Everything on social media is about goals now – hashtags abound, of couple goals, friendship goals, parenting goals, travel goals and career goals, among others. The first cognitive reaction while seeing these kinds of posts from our acquaintances is comparison – we start comparing their life situations with ours without knowing much of their history. There is an implicit, yet nagging, pressure to flaunt one’s worth and social relevance through, say, the number of birthday surprises one gets, funky bridal showers arranged by girls for brides-to-be, and the idealness of one’s family and workplace. What if a person does not reach the standards spelled out in these so-called goals? What if someone’s life isn’t that perfect? Will this social media pressure unknowingly and inadvertently make a person believe in the tyranny of prized possessions which would consequently put that person in depression? Most probably, yes.

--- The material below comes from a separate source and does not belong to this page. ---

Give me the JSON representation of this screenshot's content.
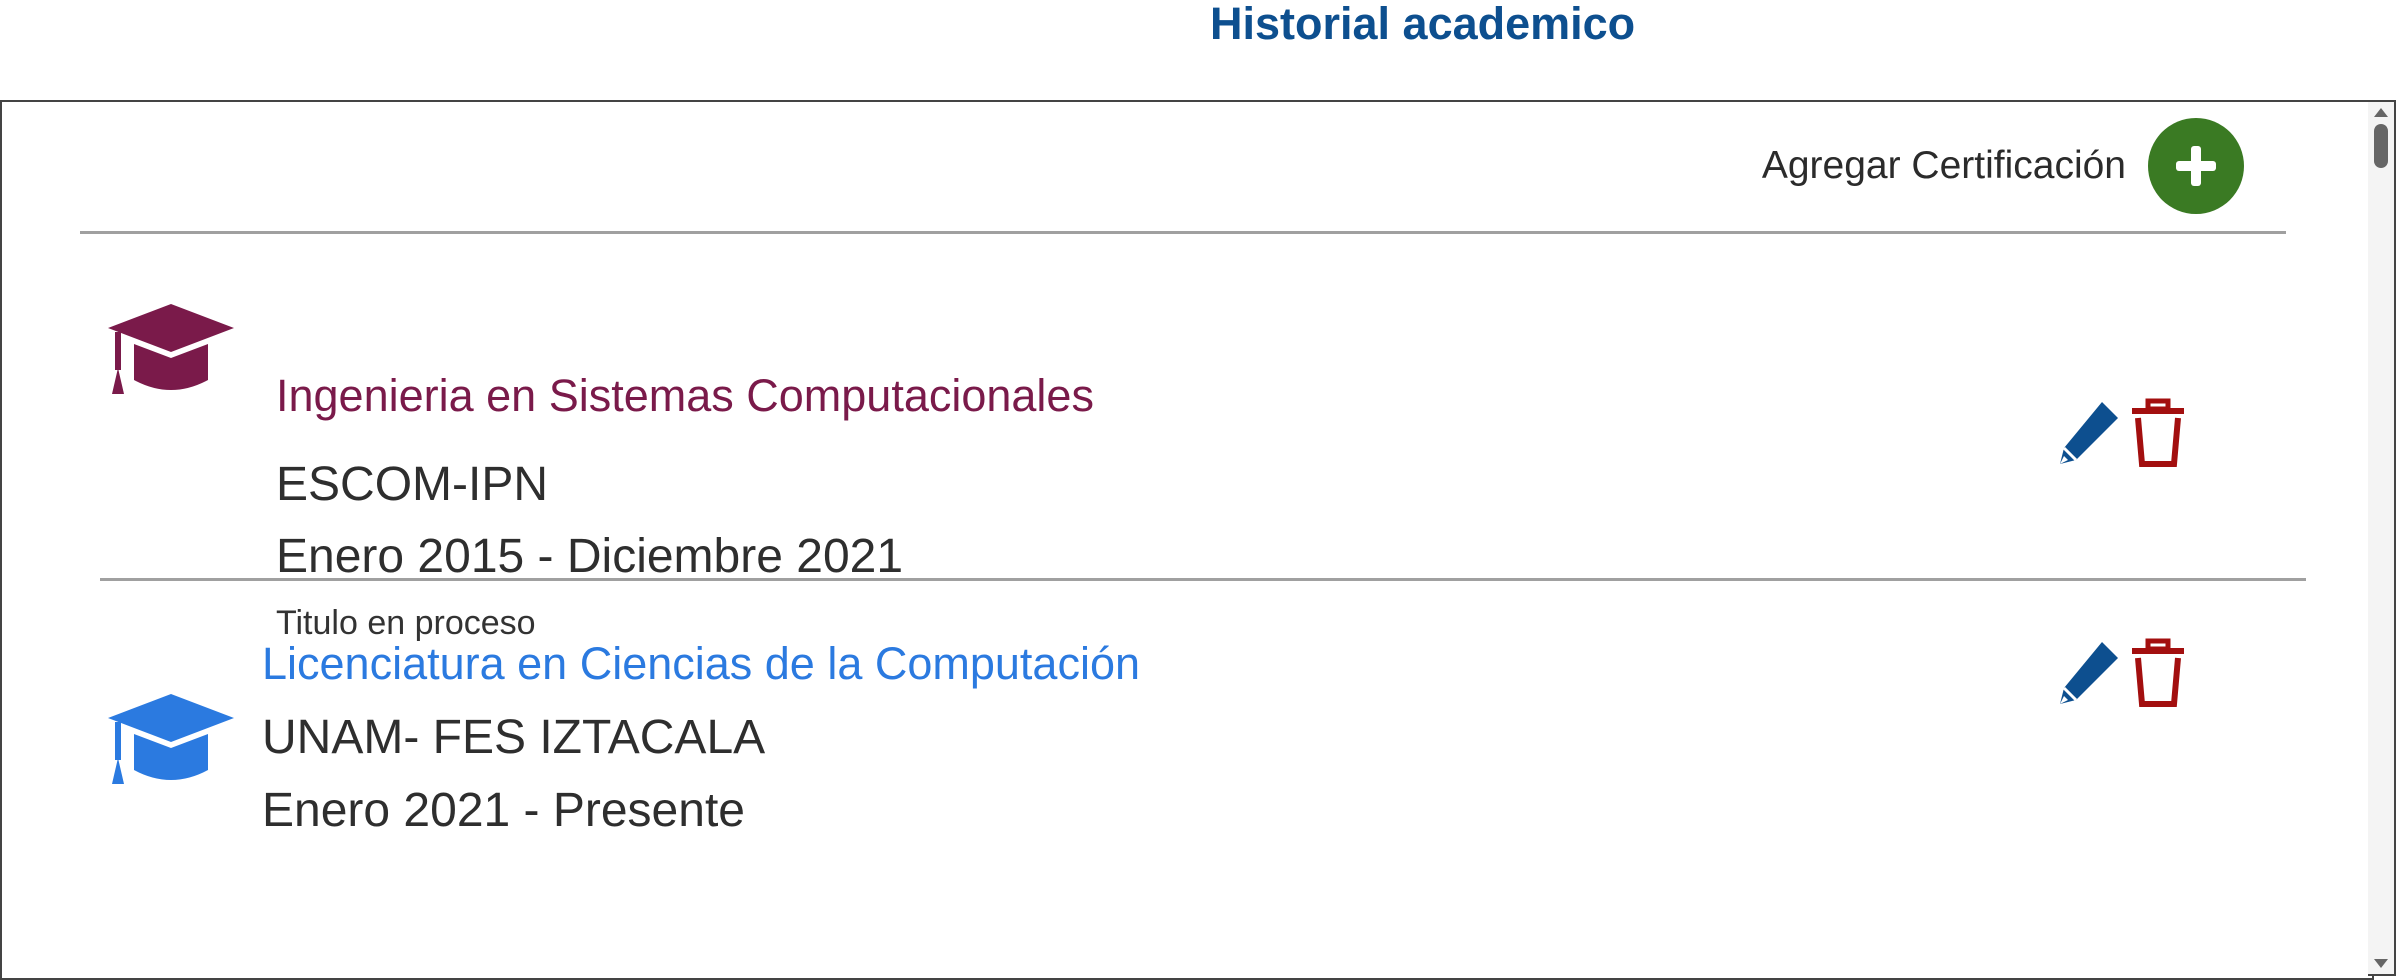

It isn’t a secret that people’s reality is not truly reflected on their social media. Very often, behind happy pictures and success stories posted by many people, there are a lot of rejections, a lot of persistence and surely a lot of hard work that one knows nothing about. People mostly see a flower blossoming but don’t see how the roots of that flower developed by enduring so much pain and going through many struggles. It is the pain and struggles which caused that flower to bloom, not the glamour at the end, that one may call success or aspire to as one's goals.

Letting social media pressure affect you psychologically insofar as what you post or do not post – it is a vicious cycle and pushes you far down the rabbit hole. We need only remember that there are no shortcuts. One has to go through a fair share of ordeals to be where one aspires to be. Nobody’s life is perfect; challenges whether big or small exist in everybody’s life that they have to deal with on a daily basis or occasionally. The only difference is that some people choose to share their trials and failures while most of them only paint a rosy picture. It is upon us to perceive and interpret it in a way that it doesn’t overpower us by creating an impasse in the way of living a peaceful life.